L'IA générative d'images est déjà saluée par les professionnels de la création visuelle. Pourtant, comme le rappelle Sarah Najid (CBA Design), elle n'est encore qu'à ses débuts : "Aucune agence ne peut se proclamer experte en intelligence artificielle, c'est beaucoup trop tôt. Pour le moment, il s'agit encore d'une phase de test". Mais un constat a déjà émergé : pour exploiter pleinement son potentiel, l'IA générative d'images doit être manipulée par des experts du secteur.

Dans le cas contraire, "c'est comme jouer au loto et espérer très fort que l'image produite par l'ordinateur soit bonne", estime Pierre Berget, cofondateur de l'agence de design Be Dandy. "C'est un outil très intéressant qui demande une expertise, il y a un vocabulaire technique à maitriser". Autrement dit, pour le moment, l'IA ne va pas remplacer les professionnels de la création visuelle. Seuls ceux qui possèdent des connaissances artistiques solides et un important sens de la créativité sont capables "de transformer cet outil en quelque chose d'exceptionnel", prévient Sarah Najid (CBA Design). "Je pense même que des nouveaux talents qui restaient dans l'ombre vont pouvoir émerger et vont avoir l'occasion de montrer leur travail grâce à l'IA".
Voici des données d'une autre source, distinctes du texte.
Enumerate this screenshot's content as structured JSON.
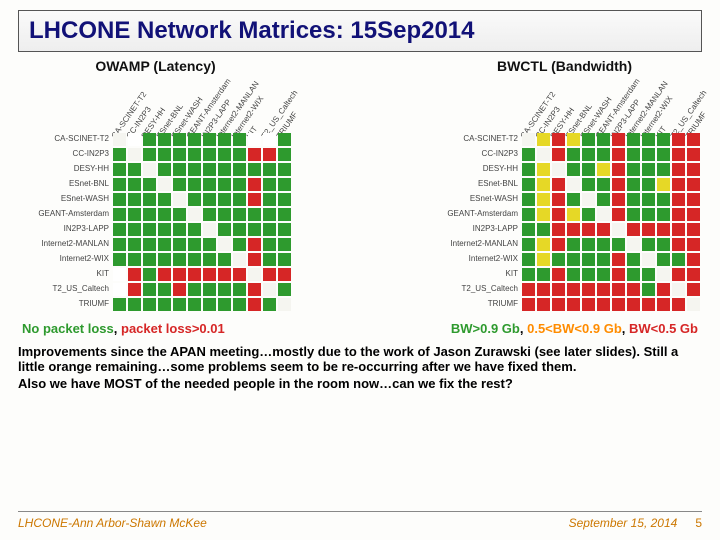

Droit d'auteur et légitimité artistique : les prochains chantiers

Si l'IA générative d'images ne pique pas (encore) le travail des designers et graphistes, elle doit cependant affronter d'autres polémiques. Première d'entre elles : les visuels issus de ces nouveaux outils ne seraient pas des créations artistiques. Une accusation réfutée par Gauthier Vernier, cofondateur d'Obvious, un collectif qui a réalisé le premier tableau IA vendu aux enchères : "Il faut bien comprendre que c'est la démarche artistique qui prévaut. Au début, les gens disaient que les photographes ne faisaient qu'appuyer sur un bouton. Chacun s'exprime avec les outils de son temps. Nous c'est l'intelligence artificielle." Le parallèle avec la photographie est également repris par Alexandre Sade (MCAS) : "Vous pouvez donner un appareil photo à autant de personnes que vous voulez, tous ne prendront pas une bonne photo".

Autre débat, celui relatif aux droits d'auteur des images générées par l'intelligence artificielle. Sans copier les œuvres déjà existantes, cette dernière s'en inspire. "Il y a clairement un sujet au niveau de la propriété intellectuelle", admet Gauthier Vernier (Obvious). "Est-ce qu'imiter le style d'un artiste peut être considéré comme du plagiat ?". Aucune régulation n'est pour l'instant venue répondre à cette question. "Il y a un flou juridique. Est-ce que la création doit appartenir à l'auteur de l'œuvre initiale qui a servi d'inspiration ou alors à l'auteur de l'œuvre finale ?", interroge Sarah Najid (CBA Design). Pour le moment, la justice ne s'est pas encore emparée de l'IA générative d'images. Tout le contraire des designers et autres professionnelles de la création visuelle.